In order to take action both in environmental management and health management by effectively monitoring air quality, a threshold value for the PM2.5 parameter, whose effect on the health impact has been revealed by many studies, should be determined in accordance with WHO guidelines and included in national regulations. As seen in this study, although there are 42 measurement stations in 6 cities within the scope of the research, only 18 stations measure PM2.5 directly. Although PM2.5 estimations can be made with empirical conversion factors declared by WHO, directly measured concentrations are necessary to reach definitive results. It is considered that this requirement will only be sustainable if PM2.5 threshold values are included in national regulations. In this respect, specifying limit values for PM2.5 in the Regulation on Air Quality Assessment and Management within the framework of WHO documents and EU regulations is thought to be of importance step for the effective monitoring of its effects on human health.

It is known that almost all parameters related to air pollution originate from incineration processes, industrial activities and traffic. For this reason, it is necessary to limit the use of coal with low calorific value in order to reduce air pollution caused by heating. According to the mortality rates of the cities we obtained within the scope of this study, it is seen that the mortality rate in Balıkesir is the highest. In addition, the natural gas subscription rate in Balıkesir is around 40%, which is considerably lower than the other 5 cities. The inverse relationship between the natural gas subscription rate and the lignite coal utilization rate is known. Therefore, the use of lignite coal, a significant part of which has low calorific value, should be reduced gradually in primarily Balıkesir, Sakarya and Tekirdağ. It may be effective for gas distribution firms and local governments to cooperate in providing incentives and support mechanisms for the transition from coal to natural gas.

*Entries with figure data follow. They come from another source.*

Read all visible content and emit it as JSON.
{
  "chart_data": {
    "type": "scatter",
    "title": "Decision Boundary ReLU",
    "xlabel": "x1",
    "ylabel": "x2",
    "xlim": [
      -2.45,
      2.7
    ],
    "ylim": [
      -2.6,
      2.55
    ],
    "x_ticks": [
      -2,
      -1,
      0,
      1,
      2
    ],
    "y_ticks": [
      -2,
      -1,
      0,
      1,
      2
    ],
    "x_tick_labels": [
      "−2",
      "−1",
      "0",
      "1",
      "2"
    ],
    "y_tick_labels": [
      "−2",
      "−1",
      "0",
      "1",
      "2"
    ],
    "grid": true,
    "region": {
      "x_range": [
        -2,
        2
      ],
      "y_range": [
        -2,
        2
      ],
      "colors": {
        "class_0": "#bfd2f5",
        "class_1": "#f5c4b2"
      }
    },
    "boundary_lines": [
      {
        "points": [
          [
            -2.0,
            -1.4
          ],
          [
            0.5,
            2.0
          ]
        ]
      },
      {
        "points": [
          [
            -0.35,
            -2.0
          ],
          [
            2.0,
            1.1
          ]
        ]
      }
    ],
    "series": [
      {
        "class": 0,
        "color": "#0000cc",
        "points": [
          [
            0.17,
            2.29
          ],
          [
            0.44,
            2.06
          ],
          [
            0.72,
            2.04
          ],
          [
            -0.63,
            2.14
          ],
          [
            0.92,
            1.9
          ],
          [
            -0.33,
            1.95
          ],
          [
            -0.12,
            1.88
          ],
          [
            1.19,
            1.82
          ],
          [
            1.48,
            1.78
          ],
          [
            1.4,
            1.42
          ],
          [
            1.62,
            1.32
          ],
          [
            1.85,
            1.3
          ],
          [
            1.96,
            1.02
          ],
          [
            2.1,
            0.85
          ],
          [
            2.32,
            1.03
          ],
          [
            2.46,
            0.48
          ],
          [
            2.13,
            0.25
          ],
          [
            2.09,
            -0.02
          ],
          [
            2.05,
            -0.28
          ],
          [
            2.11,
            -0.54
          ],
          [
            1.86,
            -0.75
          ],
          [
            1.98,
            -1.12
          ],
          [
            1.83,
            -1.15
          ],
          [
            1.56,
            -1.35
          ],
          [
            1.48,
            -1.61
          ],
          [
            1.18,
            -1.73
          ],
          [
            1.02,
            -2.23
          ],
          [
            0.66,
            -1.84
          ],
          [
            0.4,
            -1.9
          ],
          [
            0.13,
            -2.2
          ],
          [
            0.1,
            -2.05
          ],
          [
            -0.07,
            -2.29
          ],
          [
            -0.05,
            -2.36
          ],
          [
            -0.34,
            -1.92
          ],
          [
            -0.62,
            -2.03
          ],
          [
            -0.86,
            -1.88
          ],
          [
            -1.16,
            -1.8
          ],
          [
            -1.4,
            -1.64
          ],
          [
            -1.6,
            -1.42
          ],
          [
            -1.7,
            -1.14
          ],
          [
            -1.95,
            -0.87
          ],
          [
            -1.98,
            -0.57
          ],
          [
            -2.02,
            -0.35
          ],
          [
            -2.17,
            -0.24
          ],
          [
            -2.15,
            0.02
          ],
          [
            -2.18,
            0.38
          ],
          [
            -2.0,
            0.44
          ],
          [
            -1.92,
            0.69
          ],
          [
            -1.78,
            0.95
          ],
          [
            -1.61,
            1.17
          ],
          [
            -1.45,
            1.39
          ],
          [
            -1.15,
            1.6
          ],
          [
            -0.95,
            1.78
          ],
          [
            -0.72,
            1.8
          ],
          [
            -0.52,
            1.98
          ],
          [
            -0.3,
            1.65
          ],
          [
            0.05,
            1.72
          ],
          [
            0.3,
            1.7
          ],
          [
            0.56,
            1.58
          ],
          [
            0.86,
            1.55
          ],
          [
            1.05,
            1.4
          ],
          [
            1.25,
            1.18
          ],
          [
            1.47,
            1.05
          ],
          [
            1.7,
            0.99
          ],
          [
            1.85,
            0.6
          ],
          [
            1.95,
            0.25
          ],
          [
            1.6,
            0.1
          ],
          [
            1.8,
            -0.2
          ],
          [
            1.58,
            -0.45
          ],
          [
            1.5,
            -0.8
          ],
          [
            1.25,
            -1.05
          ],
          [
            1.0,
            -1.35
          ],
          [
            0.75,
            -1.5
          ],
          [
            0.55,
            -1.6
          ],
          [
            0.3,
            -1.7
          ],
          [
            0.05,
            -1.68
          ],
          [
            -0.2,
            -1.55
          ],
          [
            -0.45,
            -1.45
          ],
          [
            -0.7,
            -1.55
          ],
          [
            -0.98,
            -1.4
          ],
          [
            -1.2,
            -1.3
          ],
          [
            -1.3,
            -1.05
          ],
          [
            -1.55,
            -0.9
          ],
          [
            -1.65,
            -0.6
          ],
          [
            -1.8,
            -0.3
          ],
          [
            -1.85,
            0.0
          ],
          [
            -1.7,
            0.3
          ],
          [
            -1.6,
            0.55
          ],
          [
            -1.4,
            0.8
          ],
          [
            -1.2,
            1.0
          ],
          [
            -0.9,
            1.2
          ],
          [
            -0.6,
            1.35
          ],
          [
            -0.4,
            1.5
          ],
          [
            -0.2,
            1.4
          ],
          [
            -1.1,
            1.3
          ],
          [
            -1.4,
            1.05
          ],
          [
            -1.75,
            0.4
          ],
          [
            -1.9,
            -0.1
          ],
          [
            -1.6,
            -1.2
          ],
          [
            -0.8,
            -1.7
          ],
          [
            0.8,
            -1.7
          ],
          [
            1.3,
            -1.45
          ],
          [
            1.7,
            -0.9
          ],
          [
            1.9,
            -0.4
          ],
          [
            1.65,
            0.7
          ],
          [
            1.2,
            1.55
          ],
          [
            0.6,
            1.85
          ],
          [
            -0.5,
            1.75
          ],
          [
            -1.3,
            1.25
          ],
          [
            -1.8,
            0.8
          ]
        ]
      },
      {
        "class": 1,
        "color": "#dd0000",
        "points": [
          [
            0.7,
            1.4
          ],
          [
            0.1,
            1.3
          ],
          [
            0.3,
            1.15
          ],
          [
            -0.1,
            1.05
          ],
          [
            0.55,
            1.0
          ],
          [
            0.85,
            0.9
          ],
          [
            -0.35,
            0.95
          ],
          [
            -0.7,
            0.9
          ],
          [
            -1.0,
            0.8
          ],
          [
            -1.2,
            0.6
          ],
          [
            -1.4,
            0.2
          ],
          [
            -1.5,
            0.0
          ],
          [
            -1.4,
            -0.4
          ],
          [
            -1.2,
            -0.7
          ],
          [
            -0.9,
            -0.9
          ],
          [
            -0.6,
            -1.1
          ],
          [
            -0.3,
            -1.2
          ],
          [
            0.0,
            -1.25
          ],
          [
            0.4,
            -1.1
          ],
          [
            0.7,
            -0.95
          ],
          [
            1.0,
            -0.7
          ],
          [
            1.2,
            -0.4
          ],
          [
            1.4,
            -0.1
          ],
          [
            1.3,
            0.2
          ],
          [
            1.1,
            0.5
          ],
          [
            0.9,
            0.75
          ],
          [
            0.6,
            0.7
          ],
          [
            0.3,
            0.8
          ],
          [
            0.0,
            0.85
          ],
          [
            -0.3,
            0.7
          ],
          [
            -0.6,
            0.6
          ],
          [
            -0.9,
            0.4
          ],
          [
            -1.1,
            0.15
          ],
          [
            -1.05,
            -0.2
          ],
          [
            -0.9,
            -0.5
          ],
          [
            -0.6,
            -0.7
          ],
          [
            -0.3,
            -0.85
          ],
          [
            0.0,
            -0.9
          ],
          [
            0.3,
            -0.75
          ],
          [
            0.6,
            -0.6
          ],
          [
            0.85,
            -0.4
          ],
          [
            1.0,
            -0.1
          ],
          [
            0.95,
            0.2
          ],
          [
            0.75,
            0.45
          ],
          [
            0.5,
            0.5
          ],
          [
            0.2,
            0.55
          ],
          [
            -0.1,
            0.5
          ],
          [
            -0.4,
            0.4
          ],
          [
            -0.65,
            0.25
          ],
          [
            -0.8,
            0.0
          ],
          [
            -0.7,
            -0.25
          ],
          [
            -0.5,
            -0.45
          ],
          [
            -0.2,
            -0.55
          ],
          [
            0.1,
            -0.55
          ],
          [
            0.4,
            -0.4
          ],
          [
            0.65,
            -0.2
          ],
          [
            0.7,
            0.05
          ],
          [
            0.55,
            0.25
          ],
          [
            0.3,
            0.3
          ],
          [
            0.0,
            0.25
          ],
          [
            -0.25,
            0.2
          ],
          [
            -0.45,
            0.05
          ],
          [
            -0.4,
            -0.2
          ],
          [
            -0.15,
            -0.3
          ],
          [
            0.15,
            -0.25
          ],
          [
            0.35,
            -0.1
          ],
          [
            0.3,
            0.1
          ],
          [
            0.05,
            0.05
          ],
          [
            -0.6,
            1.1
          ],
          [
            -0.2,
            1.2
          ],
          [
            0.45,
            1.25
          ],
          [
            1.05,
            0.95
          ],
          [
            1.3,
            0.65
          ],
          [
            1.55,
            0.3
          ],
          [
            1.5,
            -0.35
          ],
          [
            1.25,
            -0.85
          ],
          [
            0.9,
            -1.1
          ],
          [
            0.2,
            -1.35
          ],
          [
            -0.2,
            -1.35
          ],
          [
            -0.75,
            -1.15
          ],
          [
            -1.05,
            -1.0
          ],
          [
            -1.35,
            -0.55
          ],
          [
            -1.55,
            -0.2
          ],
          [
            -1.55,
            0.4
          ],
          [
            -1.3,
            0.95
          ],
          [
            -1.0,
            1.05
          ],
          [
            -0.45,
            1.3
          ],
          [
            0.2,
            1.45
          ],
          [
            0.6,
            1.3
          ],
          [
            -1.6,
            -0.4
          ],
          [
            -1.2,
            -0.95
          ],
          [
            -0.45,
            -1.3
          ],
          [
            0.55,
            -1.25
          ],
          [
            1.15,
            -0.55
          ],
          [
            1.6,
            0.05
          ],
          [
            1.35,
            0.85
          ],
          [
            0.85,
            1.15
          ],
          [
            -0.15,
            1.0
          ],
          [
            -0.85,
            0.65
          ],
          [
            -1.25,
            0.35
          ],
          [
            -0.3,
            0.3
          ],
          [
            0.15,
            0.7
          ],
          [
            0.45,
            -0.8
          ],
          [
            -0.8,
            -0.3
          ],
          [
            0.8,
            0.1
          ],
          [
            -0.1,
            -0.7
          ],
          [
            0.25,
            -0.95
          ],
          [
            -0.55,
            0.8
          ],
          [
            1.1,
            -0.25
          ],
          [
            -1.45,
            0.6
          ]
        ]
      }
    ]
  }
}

In order to reduce traffic-based emissions in urban areas, it would be beneficial to promote walking and cycling short distances through infrastructure improvements. It would be beneficial to conduct studies towards adopting sustainable production and consumption principles with the aim of reducing industrial air pollution. These studies should be within the scope of the “National Green Deal Action Plan” published by the Ministry of Trade in 2021, focusing on the main subjects of technological developments, the sustainability of administrative sanctions and the effective use of economic tools. Additionally, providing digital communication tools that can recommend alternative routes to drivers and notify pedestrians on what time to go out in order to reduce exposure to traffic-based emissions as a public service is thought to be beneficial from many aspects. Finally, it is of importance to plan residential areas in consideration of air pollution dynamics, meteorological conditions and topographical factors.